Des chroniques pour dire notre vie quotidienne avec ses petites et grandes aventures, drôles, tendres et même absurdes parfois.

2. Chemin faisant

Sous ma fenêtre est un chemin. Situé sur un parcours didactique, il voit défiler familles, couples, randonneurs expérimentés ou flâneurs du dimanche. J’aime à les regarder. En fonction du sens de leur parcours, leur pas change.

Lorsque ils montent et se concentrent pour affronter la forte déclivité, ils zigzaguent pour de l’ascension diminuer la pénibilité, souffle court souvent, effort soutenu, regard vers le haut pour mesurer la distance encore à parcourir. Dans ce pas lent qu’impose la pente, il y a déjà le goût de la victoire d’avoir presque vaincu la montée. Parfois, ils marquent un arrêt. Parfois, ils se retournent et regardent vers la plaine. La vue leur redonne énergie et courage pour repartir, ils savent soudain de nouveau pourquoi ils s’imposent cette grimpée frénétique.

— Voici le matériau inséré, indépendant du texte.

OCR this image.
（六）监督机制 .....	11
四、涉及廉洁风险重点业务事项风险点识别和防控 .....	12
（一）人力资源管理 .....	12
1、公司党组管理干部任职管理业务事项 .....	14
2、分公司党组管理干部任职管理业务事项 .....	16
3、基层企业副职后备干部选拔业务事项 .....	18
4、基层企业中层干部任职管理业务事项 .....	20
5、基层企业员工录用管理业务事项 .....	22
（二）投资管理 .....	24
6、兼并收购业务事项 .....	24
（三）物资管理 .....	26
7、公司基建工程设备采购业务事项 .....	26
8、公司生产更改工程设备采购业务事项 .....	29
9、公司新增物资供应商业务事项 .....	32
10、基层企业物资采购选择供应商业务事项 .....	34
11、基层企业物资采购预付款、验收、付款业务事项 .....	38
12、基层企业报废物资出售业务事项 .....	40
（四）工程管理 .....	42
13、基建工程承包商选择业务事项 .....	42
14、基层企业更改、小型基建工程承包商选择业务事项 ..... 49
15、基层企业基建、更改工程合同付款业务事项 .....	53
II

Et il y a ceux qui descendent. Démarche éthérée, sourire aux lèvres, corps qui se laissent porter par la gravité. Les membres se délient dans un mouvement saccadé de grandes enjambées. Les enfants courent sous les cris des parents craignant la chute accélérée par leur propre poids qui les entraînerait en rouler-bouler genoux écorchés voire plus si affinité. Ces marcheurs-là ont déjà fait l’effort, ils profitent de la rémission, se laissant couler le long du contrefort. Leurs voix rient, discutent, s’exclament et s’esclaffent. Légèreté du mouvement et du ton. À la mauvaise saison, l’exercice prend des couleurs d’équilibrisme. Choix de la neige des côtés ou de la route traître verglacée. Alors, ils se tiennent par la main, s’entraident, s’accrochent aux branches des haies, sur quelques mètres glissent, petites figures mal assurées dans un hiver indompté.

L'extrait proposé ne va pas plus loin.